Orihime wakes up one morning and just, she knows.
“Ichigo,” she says, and she rolls over, leans close and presses her lips to the side of his neck.
She reaches forwards, pulls one of his hands off the bed and clenches it tight around her stomach. She kisses him again, this time hard on the mouth. “There’s something growing inside me.”
“What?” he pulls himself up, shoots her a questioning glance. “Is it something to do with the fairies? Should I be worried?”
“No, stupid,” she says, “a baby.”
“It’s her wedding day, Ichigo, try and at least pretend to be happy.”
He grimaces at the mirror, at where Orihime lays sprawled on the bed, glowing and blissful and just so her.
“I’m losing a daughter to a jackass, what have I got to be happy about?”
“You’re not losing a daughter,” she whispers, pulls tired limbs off the bed and moves over to where he stands, tugging at his tie. “You’re gaining an asshole.”
He sighs again, watches as her nimble fingers dance across the fabric of his dress shirt.
“You can’t protect her forever,” she says, leans up to kiss him. “She needs to make her own bad decisions.”
Ichigo wanders over to the sofa in the corner, leans down and stretches out over it, pulls Orihime down with him and kisses her forehead. “She doesn’t need to get married,” he says. “We never got married.”
“She’s not us,” Orihime whispers, but she’s smiling, a tight little thing that tugs at the corners of her mouth.
“No, she’s both of us. We made her.”
Orihime doesn’t reply, but she moves in closer, presses tight against him and let’s loose a breath she didn’t know she’d been holding in.

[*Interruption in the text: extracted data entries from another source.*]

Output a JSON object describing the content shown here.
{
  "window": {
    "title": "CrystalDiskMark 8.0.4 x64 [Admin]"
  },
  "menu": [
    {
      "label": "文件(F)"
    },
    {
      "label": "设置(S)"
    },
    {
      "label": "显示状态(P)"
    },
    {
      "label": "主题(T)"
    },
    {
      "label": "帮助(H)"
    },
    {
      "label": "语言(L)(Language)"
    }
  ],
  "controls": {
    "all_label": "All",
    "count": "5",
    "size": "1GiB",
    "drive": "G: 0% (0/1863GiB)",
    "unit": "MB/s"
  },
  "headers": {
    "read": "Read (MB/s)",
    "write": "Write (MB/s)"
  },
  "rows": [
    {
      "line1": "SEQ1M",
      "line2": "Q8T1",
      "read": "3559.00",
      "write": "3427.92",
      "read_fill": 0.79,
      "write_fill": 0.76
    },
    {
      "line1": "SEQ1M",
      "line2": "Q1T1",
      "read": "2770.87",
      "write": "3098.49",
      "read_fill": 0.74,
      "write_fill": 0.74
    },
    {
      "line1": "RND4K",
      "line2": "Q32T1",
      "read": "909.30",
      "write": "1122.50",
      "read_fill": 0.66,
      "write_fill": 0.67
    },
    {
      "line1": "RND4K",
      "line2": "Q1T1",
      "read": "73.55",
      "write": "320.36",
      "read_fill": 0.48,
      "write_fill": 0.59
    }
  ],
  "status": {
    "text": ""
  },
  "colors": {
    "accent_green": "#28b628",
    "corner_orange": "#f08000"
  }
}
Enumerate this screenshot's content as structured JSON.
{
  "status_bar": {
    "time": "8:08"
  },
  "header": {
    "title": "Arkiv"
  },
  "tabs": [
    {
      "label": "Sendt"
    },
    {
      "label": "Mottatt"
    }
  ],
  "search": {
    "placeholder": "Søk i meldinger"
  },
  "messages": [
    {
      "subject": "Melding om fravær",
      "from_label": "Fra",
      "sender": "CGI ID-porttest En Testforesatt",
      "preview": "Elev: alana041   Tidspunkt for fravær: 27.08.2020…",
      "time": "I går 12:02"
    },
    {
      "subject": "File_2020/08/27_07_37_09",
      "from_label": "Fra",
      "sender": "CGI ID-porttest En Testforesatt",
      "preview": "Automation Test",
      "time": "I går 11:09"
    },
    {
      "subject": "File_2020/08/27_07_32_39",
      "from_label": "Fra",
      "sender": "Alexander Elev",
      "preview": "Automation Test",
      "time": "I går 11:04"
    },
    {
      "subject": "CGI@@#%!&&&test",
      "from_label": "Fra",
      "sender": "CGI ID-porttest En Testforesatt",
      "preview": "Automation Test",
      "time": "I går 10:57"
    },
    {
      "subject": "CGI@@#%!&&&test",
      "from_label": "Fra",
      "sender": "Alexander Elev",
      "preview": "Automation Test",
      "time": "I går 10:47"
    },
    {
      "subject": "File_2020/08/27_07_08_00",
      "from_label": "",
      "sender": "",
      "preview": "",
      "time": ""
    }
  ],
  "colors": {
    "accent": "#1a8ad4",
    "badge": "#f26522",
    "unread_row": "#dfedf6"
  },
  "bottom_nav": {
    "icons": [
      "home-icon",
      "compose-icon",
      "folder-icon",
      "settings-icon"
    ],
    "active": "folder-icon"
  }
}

“Do you…” he starts, and he hesitates, stumbles over the words. “Do you ever regret us not getting married?”
Her smile, he doesn’t see it, but he knows it’s there, can feel it and he knows it’s more natural, pulling broader and wider than before.
“We didn’t need to.”
Orihime dies on a windy day in early August. She’s fifty-four years old and people will say for decades that she died too young.
Ichigo wouldn’t know, he dies three days after her.